Writing an LLM from scratch, part 22 – training our LLM

Randomness and seeding

One thing I really do recommend to anyone working through the book is that you type in all of the code, and run it yourself – it really will help you remember how stuff fits together.

There is one slight issue I found with that, however: the book has a number of examples where you get output from code that uses randomness – for example, where you take a look at the loss it has on some sample text before you start training, or make it generate samples during the train.

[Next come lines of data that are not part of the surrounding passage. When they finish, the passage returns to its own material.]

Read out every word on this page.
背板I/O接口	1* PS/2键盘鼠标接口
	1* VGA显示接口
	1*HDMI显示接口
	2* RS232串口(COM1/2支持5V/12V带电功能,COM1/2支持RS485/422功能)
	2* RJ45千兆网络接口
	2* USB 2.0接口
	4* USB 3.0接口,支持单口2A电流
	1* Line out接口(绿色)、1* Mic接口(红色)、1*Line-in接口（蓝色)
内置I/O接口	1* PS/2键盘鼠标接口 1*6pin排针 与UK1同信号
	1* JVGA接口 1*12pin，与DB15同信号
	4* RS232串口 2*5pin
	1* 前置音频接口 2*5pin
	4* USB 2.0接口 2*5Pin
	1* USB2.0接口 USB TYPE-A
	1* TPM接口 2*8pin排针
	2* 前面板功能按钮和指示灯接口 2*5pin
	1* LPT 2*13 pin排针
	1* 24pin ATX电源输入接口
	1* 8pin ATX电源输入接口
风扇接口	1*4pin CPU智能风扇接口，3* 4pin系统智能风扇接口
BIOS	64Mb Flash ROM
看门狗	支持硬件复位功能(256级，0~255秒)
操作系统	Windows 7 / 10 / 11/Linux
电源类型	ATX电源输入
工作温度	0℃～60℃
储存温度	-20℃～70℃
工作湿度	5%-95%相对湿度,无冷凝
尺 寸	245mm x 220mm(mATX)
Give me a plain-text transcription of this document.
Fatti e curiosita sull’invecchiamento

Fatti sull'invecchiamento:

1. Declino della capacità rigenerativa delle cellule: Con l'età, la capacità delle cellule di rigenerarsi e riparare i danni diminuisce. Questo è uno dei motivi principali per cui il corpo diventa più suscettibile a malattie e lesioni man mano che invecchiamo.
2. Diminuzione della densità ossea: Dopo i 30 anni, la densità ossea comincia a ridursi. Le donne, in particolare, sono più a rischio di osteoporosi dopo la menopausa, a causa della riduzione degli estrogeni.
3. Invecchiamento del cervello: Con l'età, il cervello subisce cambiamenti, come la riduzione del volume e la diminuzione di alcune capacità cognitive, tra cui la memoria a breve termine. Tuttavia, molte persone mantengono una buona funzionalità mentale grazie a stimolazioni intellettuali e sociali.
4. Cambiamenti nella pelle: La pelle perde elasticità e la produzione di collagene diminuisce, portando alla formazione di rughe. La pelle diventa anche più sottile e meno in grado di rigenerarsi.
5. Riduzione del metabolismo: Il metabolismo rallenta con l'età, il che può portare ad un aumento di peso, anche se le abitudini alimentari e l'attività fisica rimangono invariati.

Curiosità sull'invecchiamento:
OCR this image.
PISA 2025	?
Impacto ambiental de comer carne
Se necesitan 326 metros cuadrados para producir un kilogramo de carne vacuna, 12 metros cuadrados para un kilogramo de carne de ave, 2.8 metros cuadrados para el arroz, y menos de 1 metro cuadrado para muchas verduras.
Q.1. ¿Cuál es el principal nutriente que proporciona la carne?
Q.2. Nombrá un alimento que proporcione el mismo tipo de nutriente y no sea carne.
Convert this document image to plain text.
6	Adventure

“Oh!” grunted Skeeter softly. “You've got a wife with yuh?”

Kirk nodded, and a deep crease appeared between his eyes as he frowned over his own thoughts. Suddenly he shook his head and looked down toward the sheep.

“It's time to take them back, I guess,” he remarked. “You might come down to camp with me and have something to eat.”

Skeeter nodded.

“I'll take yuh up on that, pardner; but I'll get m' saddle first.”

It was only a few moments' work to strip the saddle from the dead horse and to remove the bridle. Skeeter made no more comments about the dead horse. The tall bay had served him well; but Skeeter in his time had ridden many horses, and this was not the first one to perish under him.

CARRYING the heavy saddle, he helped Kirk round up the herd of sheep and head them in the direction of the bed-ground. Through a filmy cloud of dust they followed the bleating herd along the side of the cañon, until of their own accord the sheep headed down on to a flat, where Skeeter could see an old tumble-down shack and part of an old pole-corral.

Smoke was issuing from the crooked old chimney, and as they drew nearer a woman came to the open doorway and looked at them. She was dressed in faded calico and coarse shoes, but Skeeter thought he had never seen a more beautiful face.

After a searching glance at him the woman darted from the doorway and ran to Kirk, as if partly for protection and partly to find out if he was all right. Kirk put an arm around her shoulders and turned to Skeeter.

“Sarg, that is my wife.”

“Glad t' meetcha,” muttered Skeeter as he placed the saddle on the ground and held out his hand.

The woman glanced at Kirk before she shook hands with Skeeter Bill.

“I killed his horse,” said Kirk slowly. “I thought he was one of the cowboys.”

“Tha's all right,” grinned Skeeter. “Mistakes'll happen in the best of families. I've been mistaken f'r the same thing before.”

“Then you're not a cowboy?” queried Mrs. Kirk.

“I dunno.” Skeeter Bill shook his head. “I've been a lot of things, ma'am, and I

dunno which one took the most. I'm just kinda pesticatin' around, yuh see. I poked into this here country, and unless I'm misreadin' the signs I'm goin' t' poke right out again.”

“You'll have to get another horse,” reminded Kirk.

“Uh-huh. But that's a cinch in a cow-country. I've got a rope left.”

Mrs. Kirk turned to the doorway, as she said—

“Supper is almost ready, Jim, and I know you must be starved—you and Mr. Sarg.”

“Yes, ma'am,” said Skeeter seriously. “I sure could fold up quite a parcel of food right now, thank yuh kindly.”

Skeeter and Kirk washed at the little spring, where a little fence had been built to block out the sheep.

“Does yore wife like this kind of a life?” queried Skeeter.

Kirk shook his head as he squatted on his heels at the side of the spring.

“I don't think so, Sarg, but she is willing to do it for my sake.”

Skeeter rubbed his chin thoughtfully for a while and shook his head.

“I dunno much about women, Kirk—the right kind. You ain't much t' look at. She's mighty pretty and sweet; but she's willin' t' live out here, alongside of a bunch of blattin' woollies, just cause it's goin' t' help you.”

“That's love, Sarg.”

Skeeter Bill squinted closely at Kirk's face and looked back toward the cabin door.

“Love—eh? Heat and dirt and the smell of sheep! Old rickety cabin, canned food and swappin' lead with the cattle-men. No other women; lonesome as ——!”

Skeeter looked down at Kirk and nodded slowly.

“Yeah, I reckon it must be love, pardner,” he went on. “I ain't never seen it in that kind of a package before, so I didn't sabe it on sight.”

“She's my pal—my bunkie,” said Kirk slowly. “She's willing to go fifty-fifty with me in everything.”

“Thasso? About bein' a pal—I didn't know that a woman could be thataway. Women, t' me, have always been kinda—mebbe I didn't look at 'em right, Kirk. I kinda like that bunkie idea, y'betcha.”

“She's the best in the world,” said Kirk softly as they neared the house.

Now, in theory, because Raschka puts torch.manual_seed calls before all of these, the results you get should be exactly the same as the outputs in the book. However, the amount of code we’re working with at this stage is quite large – we have various helper functions that were created in earlier sections, for example. And some of these use randomness.

That means that to get the same results as the ones in the book, you would need to ensure that all of the code that uses randomness was running in exactly the same order as it was when Raschka did it for the book. That turns out to be surprisingly hard!

My instinct is that it doesn’t actually matter all that much. So long as the loss numbers that you see are in the same ballpark as the ones in the book, and the outputs you see are roughly equally incoherent (before training) and become more coherent at what feels like the same kind of rate, you’re fine. Probably the most important one to look out for is when the training run starts – you should see loss on the training set decreasing steadily, just like in the book, and likewise as in the book, the validation loss should plateau out pretty early.

Optimisers

When I have built simple backpropagation through neural networks in the past, I’ve generally updated parameters by multiplying the gradients by a small number, the learning rate, and then subtracting them from their respective parameters to get updated ones – classic stochastic gradient descent.

Non-trivial ML uses optimisers; I’d come across them while fine-tuning LLMs, and also used one in the RNN code I wrote last week. Instead of updating the parameters yourself, you ask the optimiser to do it for you, by calling its step function. AdamW appears to be the default optimiser in most textbooks, though Muon seems to be the most popular in use, if my AI X/Twitter feed is to be believed.

I don’t understand how optimisers work in any detail, and I’m going to have to dig into that in the future. However, my high-level simplified picture right now is that they dynamically adjust the learning rate over time, so that it’s easier to take big “jumps” downwards on the gradients when you start, and then smaller ones later. I believe they can also sometimes avoid local minima in the loss landscape – a nice metaphor I read somewhere (lost the source, sadly) was that simple gradient descent was like rolling a ball down a hill, but (some?) optimisers give the ball a bit of momentum so that it can coast over a small uphill portion, so long as the general slope is downwards.

Anyway, more investigation needed later.

In practice, with AdamW, you initialise it at the start of your training loop, with a learning rate (which I imagine is similar to the one my older code used, a scaling factor for gradients) and a weight decay (:shrug:). You also provide it with the parameters it’s going to be managing.

In the training loop, at the start of each input batch, you tell it to zero out the gradients it’s managing with optimizer.zero_grad(), run the data through your model and calculate your loss, and then after calling loss.backward() to get your gradients, you just call optimizer.step(), and that does the parameter update.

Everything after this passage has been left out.